What is more: when Alexandra and I were in India, we spent two years in Taxila, with which surely you must be familiar from the history of Alexander, and out of which, two centuries after Alexander, Demetrios Eutidemides hoped to make the paragon of Greek-Indian spiritual and political unity. You will guess perhaps the exaltation with which I walked about that city of Demetrios: a double exaltation in fact, because after Greeks, we, Parthians ruled India from this city.
But -- it was not a harmonious doubling of exaltation: in Taxila, at the acropolis, I felt myself a thousandfold more Greek than Parthian. And I reasoned like a Greek: with truly Greek contempt for barbarians I looked down at the third Taxila, the Taxila of the Kushans. I laughed in the same way in which you, your mother, and Markos Imperator would have laughed at the atavistic power of nomadic inheritance: the fact that the Kushan rulers preferred to give up all the advantages -- of beauty and defensibility -- which the Eutidemide Taxila owed to its mountainous position; and preferred to build, at enormous cost, a wholly new city down below, so as not to have to part their feet -- and their gaze -- from the low, wide, flat plain.

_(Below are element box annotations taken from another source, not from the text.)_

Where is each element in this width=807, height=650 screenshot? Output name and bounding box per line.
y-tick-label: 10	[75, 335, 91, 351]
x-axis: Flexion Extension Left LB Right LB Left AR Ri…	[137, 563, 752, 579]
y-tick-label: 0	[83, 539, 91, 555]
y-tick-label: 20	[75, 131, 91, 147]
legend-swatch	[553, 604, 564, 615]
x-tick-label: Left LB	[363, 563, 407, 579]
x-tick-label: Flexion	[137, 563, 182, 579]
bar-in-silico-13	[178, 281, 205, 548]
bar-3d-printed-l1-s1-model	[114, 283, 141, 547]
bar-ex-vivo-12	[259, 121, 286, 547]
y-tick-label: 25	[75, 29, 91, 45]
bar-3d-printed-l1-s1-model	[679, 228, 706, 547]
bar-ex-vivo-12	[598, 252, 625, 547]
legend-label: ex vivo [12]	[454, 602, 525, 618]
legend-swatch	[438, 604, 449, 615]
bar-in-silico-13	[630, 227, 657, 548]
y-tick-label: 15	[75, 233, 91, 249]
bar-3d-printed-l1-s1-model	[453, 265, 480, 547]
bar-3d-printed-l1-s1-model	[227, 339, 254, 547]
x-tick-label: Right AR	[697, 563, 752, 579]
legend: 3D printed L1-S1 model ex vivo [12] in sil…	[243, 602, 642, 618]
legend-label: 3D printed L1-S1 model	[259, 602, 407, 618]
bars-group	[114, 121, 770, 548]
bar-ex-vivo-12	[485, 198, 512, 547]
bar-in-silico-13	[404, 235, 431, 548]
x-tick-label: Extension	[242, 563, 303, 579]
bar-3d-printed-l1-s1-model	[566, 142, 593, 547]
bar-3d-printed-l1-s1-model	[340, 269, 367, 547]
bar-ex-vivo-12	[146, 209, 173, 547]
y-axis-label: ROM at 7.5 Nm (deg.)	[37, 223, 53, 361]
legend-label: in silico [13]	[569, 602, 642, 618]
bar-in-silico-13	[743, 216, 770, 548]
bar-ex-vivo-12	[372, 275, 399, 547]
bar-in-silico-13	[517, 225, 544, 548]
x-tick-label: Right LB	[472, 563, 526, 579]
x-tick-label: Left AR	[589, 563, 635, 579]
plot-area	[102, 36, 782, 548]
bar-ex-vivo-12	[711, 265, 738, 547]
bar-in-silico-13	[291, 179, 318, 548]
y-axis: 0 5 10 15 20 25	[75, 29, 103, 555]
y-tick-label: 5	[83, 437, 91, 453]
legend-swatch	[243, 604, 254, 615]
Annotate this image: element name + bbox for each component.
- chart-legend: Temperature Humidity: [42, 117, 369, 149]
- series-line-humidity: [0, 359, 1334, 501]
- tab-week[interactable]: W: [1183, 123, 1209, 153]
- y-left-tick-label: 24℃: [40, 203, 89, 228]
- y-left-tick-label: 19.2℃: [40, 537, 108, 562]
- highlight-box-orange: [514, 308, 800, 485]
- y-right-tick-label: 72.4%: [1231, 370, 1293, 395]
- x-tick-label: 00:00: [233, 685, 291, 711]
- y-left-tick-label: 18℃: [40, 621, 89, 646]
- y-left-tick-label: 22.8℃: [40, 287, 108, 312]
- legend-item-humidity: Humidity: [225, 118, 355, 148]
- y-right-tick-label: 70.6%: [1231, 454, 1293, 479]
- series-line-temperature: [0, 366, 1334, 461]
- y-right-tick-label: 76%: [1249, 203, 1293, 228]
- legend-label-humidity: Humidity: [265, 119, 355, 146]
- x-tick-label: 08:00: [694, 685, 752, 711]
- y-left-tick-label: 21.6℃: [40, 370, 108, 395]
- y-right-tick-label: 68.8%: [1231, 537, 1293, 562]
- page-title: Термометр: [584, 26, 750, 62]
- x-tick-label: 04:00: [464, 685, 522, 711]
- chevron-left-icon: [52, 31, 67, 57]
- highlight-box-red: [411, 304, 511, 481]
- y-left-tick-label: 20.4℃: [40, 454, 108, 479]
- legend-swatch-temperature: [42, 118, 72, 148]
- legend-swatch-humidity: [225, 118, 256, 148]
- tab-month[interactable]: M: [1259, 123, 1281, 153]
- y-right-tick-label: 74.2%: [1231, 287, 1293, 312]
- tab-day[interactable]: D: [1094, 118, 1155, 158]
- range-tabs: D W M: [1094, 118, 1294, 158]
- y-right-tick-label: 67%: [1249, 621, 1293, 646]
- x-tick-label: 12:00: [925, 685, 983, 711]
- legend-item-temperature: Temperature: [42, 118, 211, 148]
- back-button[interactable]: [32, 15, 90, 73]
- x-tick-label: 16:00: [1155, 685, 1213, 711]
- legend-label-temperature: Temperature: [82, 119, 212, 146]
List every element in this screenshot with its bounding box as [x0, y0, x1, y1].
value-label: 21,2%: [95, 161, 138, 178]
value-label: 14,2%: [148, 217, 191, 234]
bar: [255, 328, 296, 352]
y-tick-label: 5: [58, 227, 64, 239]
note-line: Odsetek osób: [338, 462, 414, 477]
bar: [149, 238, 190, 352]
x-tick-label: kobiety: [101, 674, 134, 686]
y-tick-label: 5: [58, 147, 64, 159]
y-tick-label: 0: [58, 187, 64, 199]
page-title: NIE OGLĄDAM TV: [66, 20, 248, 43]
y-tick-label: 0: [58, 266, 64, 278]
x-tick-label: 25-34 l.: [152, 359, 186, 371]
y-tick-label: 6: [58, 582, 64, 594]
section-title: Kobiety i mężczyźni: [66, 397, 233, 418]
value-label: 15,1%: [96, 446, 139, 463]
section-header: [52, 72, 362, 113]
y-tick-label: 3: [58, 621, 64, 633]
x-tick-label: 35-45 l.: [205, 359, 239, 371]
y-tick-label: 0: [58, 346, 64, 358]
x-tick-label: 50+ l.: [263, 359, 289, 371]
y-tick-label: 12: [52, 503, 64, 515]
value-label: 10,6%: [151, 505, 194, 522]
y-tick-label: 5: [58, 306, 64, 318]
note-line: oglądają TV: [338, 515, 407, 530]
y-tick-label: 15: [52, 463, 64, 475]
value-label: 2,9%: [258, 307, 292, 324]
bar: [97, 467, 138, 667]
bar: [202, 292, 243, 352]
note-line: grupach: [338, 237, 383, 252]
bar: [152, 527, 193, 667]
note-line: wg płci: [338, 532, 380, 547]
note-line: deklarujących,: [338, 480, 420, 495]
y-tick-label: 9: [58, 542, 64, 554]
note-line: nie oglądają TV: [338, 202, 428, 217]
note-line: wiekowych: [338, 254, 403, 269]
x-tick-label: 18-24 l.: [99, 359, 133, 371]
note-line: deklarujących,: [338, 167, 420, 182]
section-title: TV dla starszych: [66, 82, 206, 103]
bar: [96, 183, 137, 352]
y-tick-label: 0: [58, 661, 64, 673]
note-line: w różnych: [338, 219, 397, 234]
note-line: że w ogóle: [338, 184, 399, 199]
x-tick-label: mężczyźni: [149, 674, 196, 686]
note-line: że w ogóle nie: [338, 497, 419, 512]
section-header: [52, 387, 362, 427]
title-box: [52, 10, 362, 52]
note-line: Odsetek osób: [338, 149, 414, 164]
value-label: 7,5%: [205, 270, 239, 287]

I shared this observation with Alexandra's father. (He was then -- in vain -- trying to secure Kushan support for my father's dying -- as it then seemed -- rebellion against Vologases III; while it was through the latter king's mercy that I, instead of having died impaled on a stake, and having subsequently been eaten by vultures, crossed and recrossed India in the Eutydemid footsteps without a care in the world). The old fox, who had fooled for half a century Romans, Jews, Parthians, Siakas, Kushans and Chinese, listened to me with one eye slyly half-closed, and when I finished, asked: "And hat do you know about the art of fortification, son?" I admitted that I knew nothing about it. "Pity. Or maybe rather lucky: lucky -- for you. For your peace of mind, for your self-satisfaction. For if you knew anything about it, and took a careful look at the walls, towers and moats down below there, you would soon lose any desire to laugh at the atavist habits of nomadic blood. You say that Kushans do not understand how to employ the advantages of mountainous terrain? You are wrong, my dear. Rather say this: they can afford not to employ these advantages -- afford to see them as mere inconveniences, rather -- which neither Parthians nor Greeks could ever have afforded. Is that clear? I think not! Your mind is too occupied with the question whether Shakyamuni Gautama was or was not a god, too occupied, I say, to understand such simple things as these."
He exaggerated a bit -- as he always did when trying to characterize my mental type; and he did so (by right of being my step-father) at every opportunity. Luckily, he didn't have the opportunity often: after I married Rachela Eratona -- and you know from Alexandra that this happened very early -- I saw my step-father perhaps six, at most seven times over the space of eight years. Afterwards, I was no longer to see him, even if I wanted to, and I did often want to see him: though he was the most cunning devil I have ever known, yet he managed to miscalculate once: he decided to betray my father on the day which he judged to be the day of the rebellion's defeat, while, in fact, it was the day of breakthrough.
For me it was a day of change only to the extent that while up to that day I had been victim of the anger of Vologases III, after that day I became equally victim of an equal anger of Vologases... IV. And never ever after this day, or indeed never ever before this day, have I shed one tear of the sort one might expect an exile to shed: why, exile has its charms, very great charms! One is a martyr -- praise be to Christians, what a useful neologism this is! -- which means that whenever one says or does something displeasing to his hosts, they wink at each other with understanding, sigh and say: "Poor thing! Longing for lost fatherland has unhinged his mind!"
In fact, I did long for something. Not the fatherland, for where is my fatherland? Seleukia? Achaia? Kharakis? Hekatompylos? No. I longed for you.